Computer Vision Project

The goal of this project is to create a local feature matching algorithm for 2 images. The algorithm follows a simplified version of the SIFT pipeline, which consists of the following 3 steps:

Interest Point Detection

I smoothened the image with a gaussian filter to get rid of noise and calculate the x and y gradients on the image using the sobel filter. After, to find all the interesting points, I used the Harris Corner Detector algorithm with alpha = 0.04:

I thresholded the results to filter out the unimportant data and performed non-maximal suppression to get a better distribution of the points. I did this in two ways. The first way was to run a local non-maximal suppression (LNMS) by using a 3x3 sliding window. This eliminates all the non-maximal interesting points within the window. The other way, was to implement adaptive non-maximal suppression to get an even better distribution of points.

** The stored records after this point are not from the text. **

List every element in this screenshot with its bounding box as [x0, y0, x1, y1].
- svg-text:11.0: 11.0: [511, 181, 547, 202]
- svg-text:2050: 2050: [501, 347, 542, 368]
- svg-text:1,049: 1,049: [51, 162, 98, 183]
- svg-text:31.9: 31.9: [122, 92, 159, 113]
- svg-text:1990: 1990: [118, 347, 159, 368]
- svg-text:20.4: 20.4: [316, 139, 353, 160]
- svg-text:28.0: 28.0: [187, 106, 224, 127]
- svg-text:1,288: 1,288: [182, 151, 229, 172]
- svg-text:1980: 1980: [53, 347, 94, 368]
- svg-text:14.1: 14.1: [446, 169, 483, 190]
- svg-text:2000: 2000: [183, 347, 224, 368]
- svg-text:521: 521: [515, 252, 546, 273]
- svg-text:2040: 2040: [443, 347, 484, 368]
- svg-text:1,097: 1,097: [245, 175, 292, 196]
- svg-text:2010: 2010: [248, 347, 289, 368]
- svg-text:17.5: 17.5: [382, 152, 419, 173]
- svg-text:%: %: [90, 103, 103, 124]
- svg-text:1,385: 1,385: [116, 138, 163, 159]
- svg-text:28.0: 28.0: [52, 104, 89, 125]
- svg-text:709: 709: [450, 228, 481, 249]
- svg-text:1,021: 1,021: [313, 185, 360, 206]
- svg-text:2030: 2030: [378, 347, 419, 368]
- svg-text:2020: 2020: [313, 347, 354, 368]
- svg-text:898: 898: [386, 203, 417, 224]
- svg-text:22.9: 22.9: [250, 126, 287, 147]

Adaptive Non-Maximal Suppression (ANMS)

ANMS is important for solving the problem of having too many interesting points in some region of the image that is denser than others. It evenly distributes the interesting points keeping only the strongest ones in a each region.

For the most part, ANMS was unable to increase the accuracy rate. This might be because the method tries to get a better distribution of interesting points but this may lead to eliminating some of the more important points in denser areas which contains better information than the weak ones in less dense areas the method tries to preserve. The same explanation can be used for explaining why there is a decrease in accurace as max_pts is being decreased.

Local Feature Descriptor

Once the interesting points have been detected, we need to construct a local feature around it. I created this descriptor using 128 dimensional vectors for each interest point. I take a 16x16 window around each point, calculate the gradient direction and magnitude in 8 buckets for each 4x4 block of the window (16 blocks per window) and concatenate this information together in a 16x8 = 128 dimensional vector.

Feature Matching

I used the ratio test to be able to match features. It compares every feature of the first image to every feature in the second image by calculating the distances between each feature. The raio of the lowest distance (best match) and the second-lowest distance (second-best match) is taken and thresholded with 0.75.